Left: Schematic illustration of high-symmetry adsorption sites for Co adatoms on graphene (red) and paths connecting these sites (green). Middle: Total energy $E$ of graphene with a Co adatom as a function of the Co position along the path depicted in the left panel. Energies obtained with GGA, LDA, and GGA $+$ $U$ ($U=4$ eV, $J=0.9$ eV) are shown. The energy for Co at an h-site is defined as $E=0$. Right: Total magnetic moment of the graphene supercell with adsorbed Co as a function of the Co position.

Figure 2

Local orbitally and spin resolved density of states at the adatoms (Cr, Mn, Fe, Co, and Ni from top to bottom) and total density of states of the supercells obtained with GGA (left column) as well as GGA $+$ $U$ (right column, $U=4$ eV, $J=0.9$ eV).

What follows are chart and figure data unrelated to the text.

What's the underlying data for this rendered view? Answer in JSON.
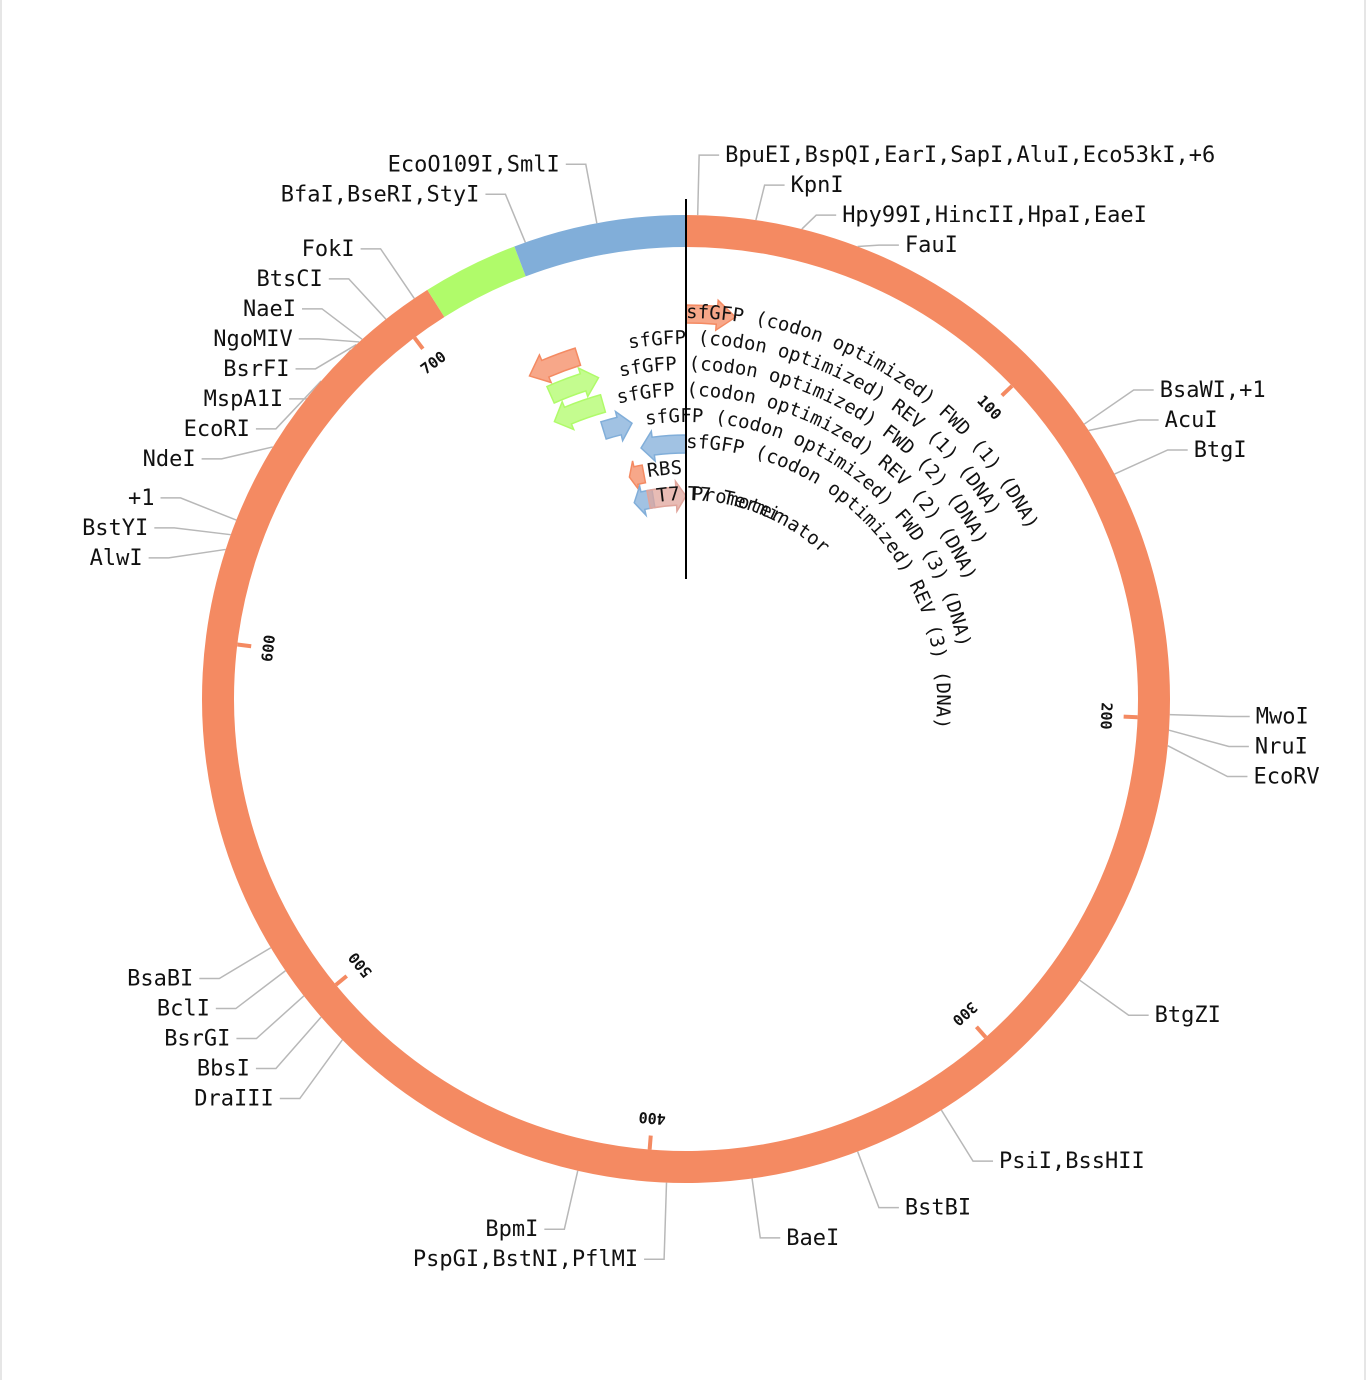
{
  "plasmid": {
    "total_length": 780,
    "colors": {
      "backbone": "#f48a62",
      "green": "#b0fb6a",
      "blue": "#81aed9",
      "tick": "#f48a62"
    }
  },
  "segments": [
    {
      "name": "main",
      "start": 0,
      "end": 710,
      "color": "#f48a62"
    },
    {
      "name": "green",
      "start": 710,
      "end": 735,
      "color": "#b0fb6a"
    },
    {
      "name": "blue",
      "start": 735,
      "end": 780,
      "color": "#81aed9"
    }
  ],
  "ticks": [
    {
      "pos": 100,
      "label": "100"
    },
    {
      "pos": 200,
      "label": "200"
    },
    {
      "pos": 300,
      "label": "300"
    },
    {
      "pos": 400,
      "label": "400"
    },
    {
      "pos": 500,
      "label": "500"
    },
    {
      "pos": 600,
      "label": "600"
    },
    {
      "pos": 700,
      "label": "700"
    }
  ],
  "sites": [
    {
      "text": "BpuEI,BspQI,EarI,SapI,AluI,Eco53kI,+6",
      "pos": 3,
      "side": "right"
    },
    {
      "text": "KpnI",
      "pos": 18,
      "side": "right"
    },
    {
      "text": "Hpy99I,HincII,HpaI,EaeI",
      "pos": 30,
      "side": "right"
    },
    {
      "text": "FauI",
      "pos": 45,
      "side": "right"
    },
    {
      "text": "BsaWI,+1",
      "pos": 120,
      "side": "right"
    },
    {
      "text": "AcuI",
      "pos": 122,
      "side": "right"
    },
    {
      "text": "BtgI",
      "pos": 135,
      "side": "right"
    },
    {
      "text": "MwoI",
      "pos": 199,
      "side": "right"
    },
    {
      "text": "NruI",
      "pos": 203,
      "side": "right"
    },
    {
      "text": "EcoRV",
      "pos": 207,
      "side": "right"
    },
    {
      "text": "BtgZI",
      "pos": 272,
      "side": "right"
    },
    {
      "text": "PsiI,BssHII",
      "pos": 321,
      "side": "right"
    },
    {
      "text": "BstBI",
      "pos": 345,
      "side": "right"
    },
    {
      "text": "BaeI",
      "pos": 373,
      "side": "right"
    },
    {
      "text": "PspGI,BstNI,PflMI",
      "pos": 395,
      "side": "left"
    },
    {
      "text": "BpmI",
      "pos": 418,
      "side": "left"
    },
    {
      "text": "DraIII",
      "pos": 488,
      "side": "left"
    },
    {
      "text": "BbsI",
      "pos": 496,
      "side": "left"
    },
    {
      "text": "BsrGI",
      "pos": 503,
      "side": "left"
    },
    {
      "text": "BclI",
      "pos": 511,
      "side": "left"
    },
    {
      "text": "BsaBI",
      "pos": 518,
      "side": "left"
    },
    {
      "text": "AlwI",
      "pos": 624,
      "side": "left"
    },
    {
      "text": "BstYI",
      "pos": 628,
      "side": "left"
    },
    {
      "text": "+1",
      "pos": 632,
      "side": "left"
    },
    {
      "text": "NdeI",
      "pos": 653,
      "side": "left"
    },
    {
      "text": "EcoRI",
      "pos": 674,
      "side": "left"
    },
    {
      "text": "MspA1I",
      "pos": 685,
      "side": "left"
    },
    {
      "text": "BsrFI",
      "pos": 687,
      "side": "left"
    },
    {
      "text": "NgoMIV",
      "pos": 688,
      "side": "left"
    },
    {
      "text": "NaeI",
      "pos": 689,
      "side": "left"
    },
    {
      "text": "BtsCI",
      "pos": 697,
      "side": "left"
    },
    {
      "text": "FokI",
      "pos": 706,
      "side": "left"
    },
    {
      "text": "BfaI,BseRI,StyI",
      "pos": 738,
      "side": "left"
    },
    {
      "text": "EcoO109I,SmlI",
      "pos": 757,
      "side": "left"
    }
  ],
  "features": [
    {
      "name": "sfGFP (codon optimized) FWD (1) (DNA)",
      "start": 0,
      "end": 16,
      "track": 0,
      "color": "#f48a62",
      "dir": "cw",
      "label_at": 0,
      "label_track": 0
    },
    {
      "name": "sfGFP (codon optimized) REV (1) (DNA)",
      "start": 724,
      "end": 742,
      "track": 1,
      "color": "#f48a62",
      "dir": "ccw",
      "label_at": 760,
      "label_track": 1
    },
    {
      "name": "sfGFP (codon optimized) FWD (2) (DNA)",
      "start": 728,
      "end": 747,
      "track": 2,
      "color": "#b0fb6a",
      "dir": "cw",
      "label_at": 755,
      "label_track": 2
    },
    {
      "name": "sfGFP (codon optimized) REV (2) (DNA)",
      "start": 725,
      "end": 746,
      "track": 3,
      "color": "#b0fb6a",
      "dir": "ccw",
      "label_at": 752,
      "label_track": 3
    },
    {
      "name": "sfGFP (codon optimized) FWD (3) (DNA)",
      "start": 743,
      "end": 756,
      "track": 4,
      "color": "#81aed9",
      "dir": "cw",
      "label_at": 762,
      "label_track": 4
    },
    {
      "name": "sfGFP (codon optimized) REV (3) (DNA)",
      "start": 758,
      "end": 780,
      "track": 5,
      "color": "#81aed9",
      "dir": "ccw",
      "label_at": 0,
      "label_track": 5
    },
    {
      "name": "RBS",
      "start": 749,
      "end": 757,
      "track": 6,
      "color": "#f48a62",
      "dir": "ccw",
      "label_at": 759,
      "label_track": 6
    },
    {
      "name": "T7 Promoter",
      "start": 748,
      "end": 760,
      "track": 7,
      "color": "#81aed9",
      "dir": "ccw",
      "label_at": 762,
      "label_track": 7
    },
    {
      "name": "T7 Terminator",
      "start": 757,
      "end": 780,
      "track": 7,
      "color": "#e0a59c",
      "dir": "cw",
      "label_at": 1,
      "label_track": 7
    }
  ]
}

Spin-up is plotted on the positive ordinate, spin-down on the negative ordinate. The GGA $+$ $U$ high-spin solution shown for Ni is metastable at $U=4$ eV. All other LDOSs shown here belong to structures with lowest total energy.

Figure 3

Relaxed adsorption geometries of CoH on graphene as predicted by GGA (left) and GGA $+$ $U$ (right). For NiH, both, GGA and GGA $+$ $U$ yield h-site adsorption with virtually the same structure as obtained for CoH in GGA (left).

Figure 4

Local orbitally and spin resolved density of states for the hydrogenated adatoms CoH and NiH on graphene (from top to bottom) obtained with GGA (left column) as well as GGA $+$ $U$ (right column, $U=4$ eV, $J=0.9$ eV). Spin-up is plotted on the positive ordinate, spin-down on the negative ordinate.